If kids of the upcoming generation don't find nostalgia with Cave Story I will surely weep.
But to be more realistic, it's probably going to be stuff like
Borderlands
Anything by Nintendo (Mario, Zelda, Kirby, etc.)
Halflife 2 & whatever episodes
Oblivion, Fallout 3, Fallout New Vegas, and pretty much everything by Bethesda
KOTOR 1 & 2, Jade Empire, Neverwinter Nights, and pretty much anything by Obsidian
Definitely the God of War series
Hell, maybe the Gears of War series
Definitely the Assassin's Creed series
Eh... maybe the Call of Duty: MWF schlock. I'm not going to like it, but you have to admit, it was popular enough that the kids of today are going to remember fondly when they get to our age(s).
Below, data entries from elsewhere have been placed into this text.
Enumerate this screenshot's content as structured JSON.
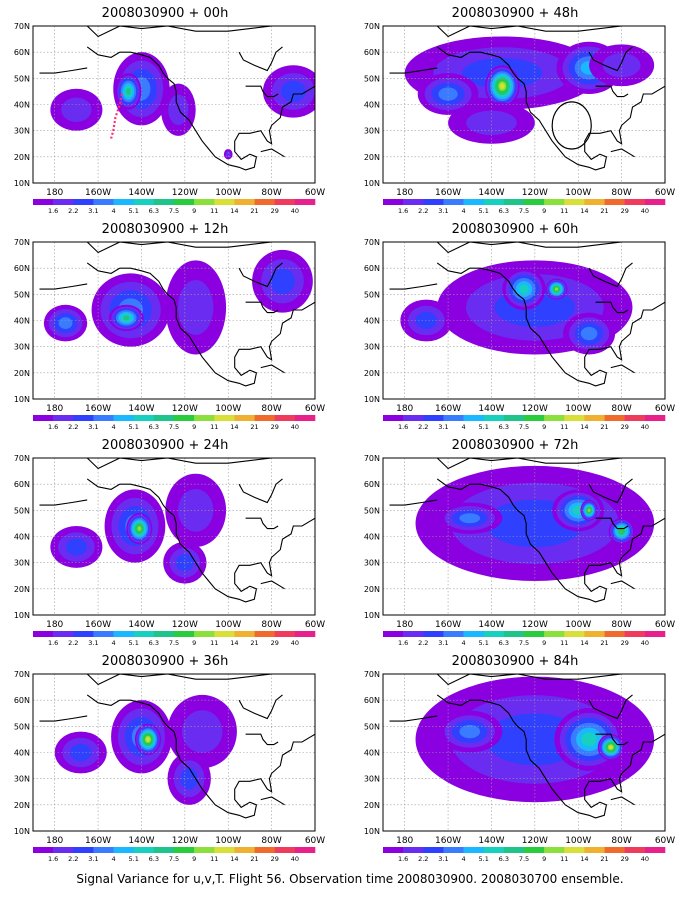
{
  "caption": "Signal Variance for u,v,T. Flight 56. Observation time 2008030900. 2008030700 ensemble.",
  "lat_labels": [
    "10N",
    "20N",
    "30N",
    "40N",
    "50N",
    "60N",
    "70N"
  ],
  "lon_labels": [
    "180",
    "160W",
    "140W",
    "120W",
    "100W",
    "80W",
    "60W"
  ],
  "colorbar_labels": [
    "1.6",
    "2.2",
    "3.1",
    "4",
    "5.1",
    "6.3",
    "7.5",
    "9",
    "11",
    "14",
    "21",
    "29",
    "40"
  ],
  "colorbar_colors": [
    "#8a00e0",
    "#6a2cf0",
    "#3040ff",
    "#3a7cff",
    "#19b8ff",
    "#18d0c0",
    "#1ec48a",
    "#28cc3c",
    "#8ce03c",
    "#d8e038",
    "#f0b030",
    "#f06a2c",
    "#f03c5c",
    "#e8208c"
  ],
  "colors": {
    "coast": "#000000",
    "grid": "#9a9a9a",
    "flight_track": "#ff2a7a",
    "circle": "#000000"
  },
  "panels": [
    {
      "title": "2008030900 + 00h",
      "blobs": [
        {
          "lon": -140,
          "lat": 46,
          "rlon": 13,
          "rlat": 14,
          "level": 3
        },
        {
          "lon": -146,
          "lat": 45,
          "rlon": 6,
          "rlat": 7,
          "level": 6
        },
        {
          "lon": -170,
          "lat": 38,
          "rlon": 12,
          "rlat": 8,
          "level": 1
        },
        {
          "lon": -123,
          "lat": 38,
          "rlon": 8,
          "rlat": 10,
          "level": 1
        },
        {
          "lon": -70,
          "lat": 45,
          "rlon": 14,
          "rlat": 10,
          "level": 2
        },
        {
          "lon": -100,
          "lat": 21,
          "rlon": 2,
          "rlat": 2,
          "level": 1
        }
      ],
      "track": [
        [
          -149,
          44
        ],
        [
          -150,
          40
        ],
        [
          -152,
          35
        ],
        [
          -153,
          30
        ],
        [
          -154,
          27
        ]
      ],
      "circle": null
    },
    {
      "title": "2008030900 + 48h",
      "blobs": [
        {
          "lon": -135,
          "lat": 52,
          "rlon": 45,
          "rlat": 14,
          "level": 2
        },
        {
          "lon": -135,
          "lat": 47,
          "rlon": 8,
          "rlat": 8,
          "level": 9
        },
        {
          "lon": -160,
          "lat": 44,
          "rlon": 14,
          "rlat": 8,
          "level": 3
        },
        {
          "lon": -95,
          "lat": 54,
          "rlon": 15,
          "rlat": 10,
          "level": 4
        },
        {
          "lon": -140,
          "lat": 33,
          "rlon": 20,
          "rlat": 8,
          "level": 1
        },
        {
          "lon": -80,
          "lat": 55,
          "rlon": 15,
          "rlat": 8,
          "level": 1
        }
      ],
      "track": [],
      "circle": {
        "lon": -103,
        "lat": 32,
        "rlon": 9,
        "rlat": 9
      }
    },
    {
      "title": "2008030900 + 12h",
      "blobs": [
        {
          "lon": -145,
          "lat": 44,
          "rlon": 18,
          "rlat": 14,
          "level": 3
        },
        {
          "lon": -147,
          "lat": 41,
          "rlon": 8,
          "rlat": 5,
          "level": 6
        },
        {
          "lon": -175,
          "lat": 39,
          "rlon": 10,
          "rlat": 7,
          "level": 3
        },
        {
          "lon": -115,
          "lat": 45,
          "rlon": 14,
          "rlat": 18,
          "level": 1
        },
        {
          "lon": -75,
          "lat": 55,
          "rlon": 14,
          "rlat": 12,
          "level": 2
        }
      ],
      "track": [],
      "circle": null
    },
    {
      "title": "2008030900 + 60h",
      "blobs": [
        {
          "lon": -120,
          "lat": 45,
          "rlon": 45,
          "rlat": 18,
          "level": 2
        },
        {
          "lon": -125,
          "lat": 52,
          "rlon": 10,
          "rlat": 8,
          "level": 5
        },
        {
          "lon": -110,
          "lat": 52,
          "rlon": 5,
          "rlat": 4,
          "level": 8
        },
        {
          "lon": -95,
          "lat": 35,
          "rlon": 12,
          "rlat": 8,
          "level": 3
        },
        {
          "lon": -170,
          "lat": 40,
          "rlon": 12,
          "rlat": 8,
          "level": 2
        }
      ],
      "track": [],
      "circle": null
    },
    {
      "title": "2008030900 + 24h",
      "blobs": [
        {
          "lon": -143,
          "lat": 44,
          "rlon": 14,
          "rlat": 14,
          "level": 3
        },
        {
          "lon": -141,
          "lat": 43,
          "rlon": 6,
          "rlat": 6,
          "level": 8
        },
        {
          "lon": -170,
          "lat": 36,
          "rlon": 12,
          "rlat": 8,
          "level": 2
        },
        {
          "lon": -115,
          "lat": 50,
          "rlon": 14,
          "rlat": 14,
          "level": 1
        },
        {
          "lon": -120,
          "lat": 30,
          "rlon": 10,
          "rlat": 8,
          "level": 2
        }
      ],
      "track": [],
      "circle": null
    },
    {
      "title": "2008030900 + 72h",
      "blobs": [
        {
          "lon": -120,
          "lat": 45,
          "rlon": 55,
          "rlat": 22,
          "level": 2
        },
        {
          "lon": -100,
          "lat": 50,
          "rlon": 12,
          "rlat": 8,
          "level": 5
        },
        {
          "lon": -95,
          "lat": 50,
          "rlon": 4,
          "rlat": 4,
          "level": 8
        },
        {
          "lon": -80,
          "lat": 42,
          "rlon": 6,
          "rlat": 5,
          "level": 7
        },
        {
          "lon": -150,
          "lat": 47,
          "rlon": 15,
          "rlat": 6,
          "level": 3
        }
      ],
      "track": [],
      "circle": null
    },
    {
      "title": "2008030900 + 36h",
      "blobs": [
        {
          "lon": -140,
          "lat": 46,
          "rlon": 14,
          "rlat": 14,
          "level": 3
        },
        {
          "lon": -137,
          "lat": 45,
          "rlon": 6,
          "rlat": 6,
          "level": 9
        },
        {
          "lon": -168,
          "lat": 40,
          "rlon": 12,
          "rlat": 8,
          "level": 2
        },
        {
          "lon": -112,
          "lat": 48,
          "rlon": 16,
          "rlat": 14,
          "level": 1
        },
        {
          "lon": -118,
          "lat": 30,
          "rlon": 10,
          "rlat": 10,
          "level": 2
        }
      ],
      "track": [],
      "circle": null
    },
    {
      "title": "2008030900 + 84h",
      "blobs": [
        {
          "lon": -120,
          "lat": 45,
          "rlon": 55,
          "rlat": 24,
          "level": 2
        },
        {
          "lon": -95,
          "lat": 45,
          "rlon": 16,
          "rlat": 12,
          "level": 5
        },
        {
          "lon": -85,
          "lat": 42,
          "rlon": 6,
          "rlat": 5,
          "level": 9
        },
        {
          "lon": -150,
          "lat": 48,
          "rlon": 15,
          "rlat": 8,
          "level": 3
        }
      ],
      "track": [],
      "circle": null
    }
  ]
}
Lord help 'em.
Essentially, whatever was popular, but did something (at least once at the time) that was memorable. For example, Borderlands being highly stylized and having a shit-ton of weaponry, or Cave Story just being Cave Story.
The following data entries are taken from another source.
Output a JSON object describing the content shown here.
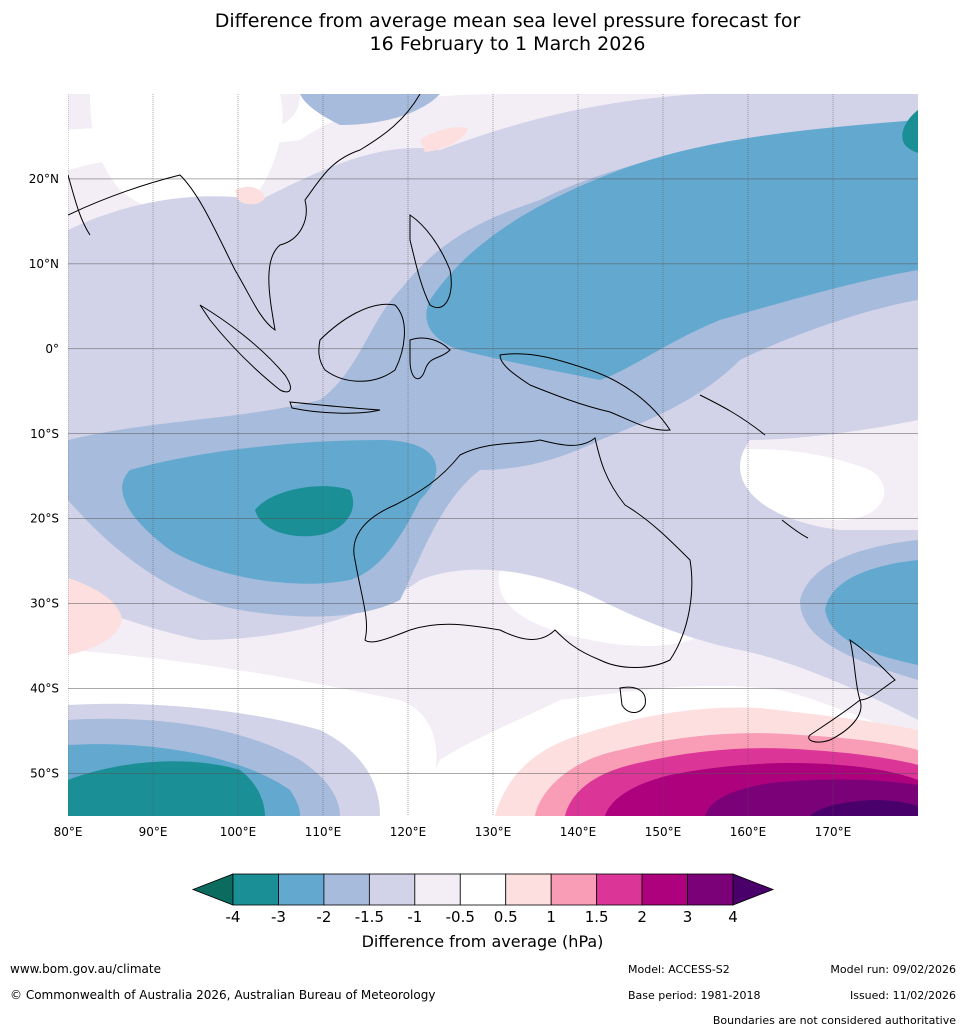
{
  "title": {
    "line1": "Difference from average mean sea level pressure forecast for",
    "line2": "16 February to 1 March 2026"
  },
  "map": {
    "lon_range": [
      80,
      180
    ],
    "lat_range": [
      -55,
      30
    ],
    "lon_ticks": [
      "80°E",
      "90°E",
      "100°E",
      "110°E",
      "120°E",
      "130°E",
      "140°E",
      "150°E",
      "160°E",
      "170°E"
    ],
    "lat_ticks": [
      "20°N",
      "10°N",
      "0°",
      "10°S",
      "20°S",
      "30°S",
      "40°S",
      "50°S"
    ]
  },
  "colorbar": {
    "title": "Difference from average (hPa)",
    "tick_labels": [
      "-4",
      "-3",
      "-2",
      "-1.5",
      "-1",
      "-0.5",
      "0.5",
      "1",
      "1.5",
      "2",
      "3",
      "4"
    ],
    "colors": {
      "lt_m4": "#0a6b5e",
      "m4_m3": "#1a9096",
      "m3_m2": "#63a9cf",
      "m2_m15": "#a7bbdc",
      "m15_m1": "#d2d3e8",
      "m1_m05": "#f3edf6",
      "m05_05": "#ffffff",
      "p05_1": "#fddfe0",
      "p1_15": "#f99cb5",
      "p15_2": "#db3597",
      "p2_3": "#ad017e",
      "p3_4": "#7a0177",
      "gt_4": "#4a006a"
    }
  },
  "footer": {
    "url": "www.bom.gov.au/climate",
    "copyright": "© Commonwealth of Australia 2026, Australian Bureau of Meteorology",
    "model": "Model: ACCESS-S2",
    "base_period": "Base period: 1981-2018",
    "model_run": "Model run: 09/02/2026",
    "issued": "Issued: 11/02/2026",
    "disclaimer": "Boundaries are not considered authoritative"
  }
}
Pretty much what defined 'Nostalgia' for us. Granted, with the obvious exceptions, I feel it won't be as creative and dynamic as ours was, when gaming was still new and concepts and technology were essentially being broken with every big new title in the 80s and 90s, but it will still be there for the games that deserved it - the games that pushed boundaries and set themselves apart - or even just created the trends that currently stagnate the industry (They had to be popular and innovative at some point to inspire their imitators, after all).
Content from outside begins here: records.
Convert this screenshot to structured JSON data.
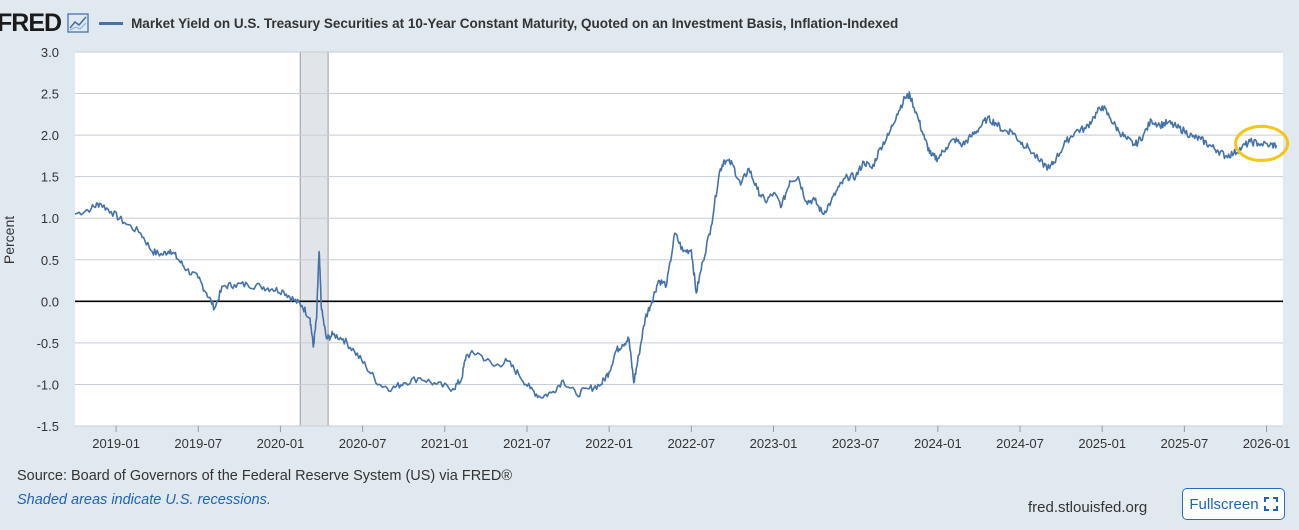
{
  "header": {
    "logo": "FRED",
    "series_title": "Market Yield on U.S. Treasury Securities at 10-Year Constant Maturity, Quoted on an Investment Basis, Inflation-Indexed"
  },
  "footer": {
    "source": "Source: Board of Governors of the Federal Reserve System (US) via FRED®",
    "recession_note": "Shaded areas indicate U.S. recessions.",
    "site": "fred.stlouisfed.org",
    "fullscreen_label": "Fullscreen"
  },
  "colors": {
    "line": "#4572a7",
    "highlight_circle": "#f5c518",
    "recession_shade": "#e1e4e8",
    "background": "#e1e9f0"
  },
  "chart_data": {
    "type": "line",
    "title": "Market Yield on U.S. Treasury Securities at 10-Year Constant Maturity, Quoted on an Investment Basis, Inflation-Indexed",
    "ylabel": "Percent",
    "xlabel": "",
    "ylim": [
      -1.5,
      3.0
    ],
    "xlim": [
      2018.75,
      2026.1
    ],
    "yticks": [
      "3.0",
      "2.5",
      "2.0",
      "1.5",
      "1.0",
      "0.5",
      "0.0",
      "-0.5",
      "-1.0",
      "-1.5"
    ],
    "xticks": [
      {
        "label": "2019-01",
        "t": 2019.0
      },
      {
        "label": "2019-07",
        "t": 2019.5
      },
      {
        "label": "2020-01",
        "t": 2020.0
      },
      {
        "label": "2020-07",
        "t": 2020.5
      },
      {
        "label": "2021-01",
        "t": 2021.0
      },
      {
        "label": "2021-07",
        "t": 2021.5
      },
      {
        "label": "2022-01",
        "t": 2022.0
      },
      {
        "label": "2022-07",
        "t": 2022.5
      },
      {
        "label": "2023-01",
        "t": 2023.0
      },
      {
        "label": "2023-07",
        "t": 2023.5
      },
      {
        "label": "2024-01",
        "t": 2024.0
      },
      {
        "label": "2024-07",
        "t": 2024.5
      },
      {
        "label": "2025-01",
        "t": 2025.0
      },
      {
        "label": "2025-07",
        "t": 2025.5
      },
      {
        "label": "2026-01",
        "t": 2026.0
      }
    ],
    "recessions": [
      {
        "start": 2020.12,
        "end": 2020.29
      }
    ],
    "zero_line": 0,
    "series": [
      {
        "name": "Market Yield on U.S. Treasury Securities at 10-Year Constant Maturity, Quoted on an Investment Basis, Inflation-Indexed",
        "points": [
          [
            2018.75,
            1.05
          ],
          [
            2018.85,
            1.12
          ],
          [
            2018.9,
            1.18
          ],
          [
            2018.97,
            1.08
          ],
          [
            2019.05,
            0.95
          ],
          [
            2019.15,
            0.82
          ],
          [
            2019.22,
            0.6
          ],
          [
            2019.28,
            0.56
          ],
          [
            2019.33,
            0.62
          ],
          [
            2019.38,
            0.5
          ],
          [
            2019.43,
            0.38
          ],
          [
            2019.5,
            0.28
          ],
          [
            2019.55,
            0.1
          ],
          [
            2019.6,
            -0.08
          ],
          [
            2019.65,
            0.18
          ],
          [
            2019.72,
            0.2
          ],
          [
            2019.8,
            0.2
          ],
          [
            2019.88,
            0.18
          ],
          [
            2019.95,
            0.15
          ],
          [
            2020.02,
            0.12
          ],
          [
            2020.08,
            0.02
          ],
          [
            2020.13,
            -0.05
          ],
          [
            2020.18,
            -0.2
          ],
          [
            2020.2,
            -0.55
          ],
          [
            2020.22,
            -0.2
          ],
          [
            2020.235,
            0.6
          ],
          [
            2020.25,
            -0.1
          ],
          [
            2020.28,
            -0.45
          ],
          [
            2020.32,
            -0.4
          ],
          [
            2020.38,
            -0.45
          ],
          [
            2020.45,
            -0.6
          ],
          [
            2020.52,
            -0.78
          ],
          [
            2020.6,
            -1.0
          ],
          [
            2020.68,
            -1.05
          ],
          [
            2020.75,
            -0.98
          ],
          [
            2020.85,
            -0.92
          ],
          [
            2020.95,
            -1.0
          ],
          [
            2021.05,
            -1.05
          ],
          [
            2021.1,
            -0.95
          ],
          [
            2021.13,
            -0.65
          ],
          [
            2021.2,
            -0.62
          ],
          [
            2021.3,
            -0.78
          ],
          [
            2021.38,
            -0.72
          ],
          [
            2021.45,
            -0.88
          ],
          [
            2021.52,
            -1.05
          ],
          [
            2021.58,
            -1.15
          ],
          [
            2021.65,
            -1.1
          ],
          [
            2021.72,
            -0.95
          ],
          [
            2021.8,
            -1.12
          ],
          [
            2021.88,
            -1.05
          ],
          [
            2021.95,
            -1.0
          ],
          [
            2022.0,
            -0.85
          ],
          [
            2022.04,
            -0.6
          ],
          [
            2022.08,
            -0.52
          ],
          [
            2022.12,
            -0.45
          ],
          [
            2022.15,
            -0.98
          ],
          [
            2022.18,
            -0.65
          ],
          [
            2022.22,
            -0.2
          ],
          [
            2022.26,
            0.0
          ],
          [
            2022.3,
            0.25
          ],
          [
            2022.35,
            0.2
          ],
          [
            2022.4,
            0.82
          ],
          [
            2022.45,
            0.6
          ],
          [
            2022.5,
            0.62
          ],
          [
            2022.53,
            0.1
          ],
          [
            2022.57,
            0.48
          ],
          [
            2022.62,
            0.9
          ],
          [
            2022.67,
            1.55
          ],
          [
            2022.7,
            1.7
          ],
          [
            2022.75,
            1.65
          ],
          [
            2022.8,
            1.4
          ],
          [
            2022.85,
            1.6
          ],
          [
            2022.9,
            1.35
          ],
          [
            2022.95,
            1.2
          ],
          [
            2023.0,
            1.3
          ],
          [
            2023.05,
            1.15
          ],
          [
            2023.1,
            1.45
          ],
          [
            2023.15,
            1.5
          ],
          [
            2023.2,
            1.2
          ],
          [
            2023.25,
            1.22
          ],
          [
            2023.3,
            1.05
          ],
          [
            2023.35,
            1.2
          ],
          [
            2023.4,
            1.38
          ],
          [
            2023.45,
            1.5
          ],
          [
            2023.5,
            1.5
          ],
          [
            2023.55,
            1.68
          ],
          [
            2023.6,
            1.6
          ],
          [
            2023.65,
            1.85
          ],
          [
            2023.7,
            2.0
          ],
          [
            2023.75,
            2.25
          ],
          [
            2023.8,
            2.45
          ],
          [
            2023.83,
            2.48
          ],
          [
            2023.88,
            2.2
          ],
          [
            2023.92,
            1.95
          ],
          [
            2023.96,
            1.75
          ],
          [
            2024.0,
            1.72
          ],
          [
            2024.05,
            1.85
          ],
          [
            2024.1,
            1.95
          ],
          [
            2024.15,
            1.88
          ],
          [
            2024.2,
            1.98
          ],
          [
            2024.25,
            2.08
          ],
          [
            2024.3,
            2.2
          ],
          [
            2024.35,
            2.15
          ],
          [
            2024.4,
            2.05
          ],
          [
            2024.45,
            2.05
          ],
          [
            2024.5,
            1.92
          ],
          [
            2024.55,
            1.85
          ],
          [
            2024.62,
            1.68
          ],
          [
            2024.68,
            1.6
          ],
          [
            2024.72,
            1.72
          ],
          [
            2024.78,
            1.92
          ],
          [
            2024.84,
            2.05
          ],
          [
            2024.9,
            2.08
          ],
          [
            2024.95,
            2.22
          ],
          [
            2025.0,
            2.35
          ],
          [
            2025.05,
            2.2
          ],
          [
            2025.1,
            2.05
          ],
          [
            2025.15,
            1.95
          ],
          [
            2025.2,
            1.88
          ],
          [
            2025.25,
            2.0
          ],
          [
            2025.3,
            2.18
          ],
          [
            2025.35,
            2.12
          ],
          [
            2025.4,
            2.15
          ],
          [
            2025.45,
            2.1
          ],
          [
            2025.5,
            2.05
          ],
          [
            2025.55,
            1.98
          ],
          [
            2025.6,
            1.95
          ],
          [
            2025.65,
            1.88
          ],
          [
            2025.7,
            1.82
          ],
          [
            2025.75,
            1.75
          ],
          [
            2025.8,
            1.78
          ],
          [
            2025.85,
            1.85
          ],
          [
            2025.9,
            1.92
          ],
          [
            2025.95,
            1.9
          ],
          [
            2026.02,
            1.88
          ],
          [
            2026.06,
            1.88
          ]
        ]
      }
    ],
    "annotations": [
      {
        "type": "circle",
        "t": 2025.97,
        "y": 1.9,
        "color": "#f5c518"
      }
    ]
  }
}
My hope is that whatever they remember with the same love and reverence as we do for our Pokemon Red & Blue Versions, Metal Gear, Mortal Kombat (the first 3-4), and whatever other classics, even the redundant CoD shit, they remember the best aspects of them and continue to promote the innovative parts of them that we with our own modern biases failed to pick up, so the creative spirit, even if not the image of those games pass themselves on like ours did.
Legacy through innovation and impact - the best way for a title to pass itself on.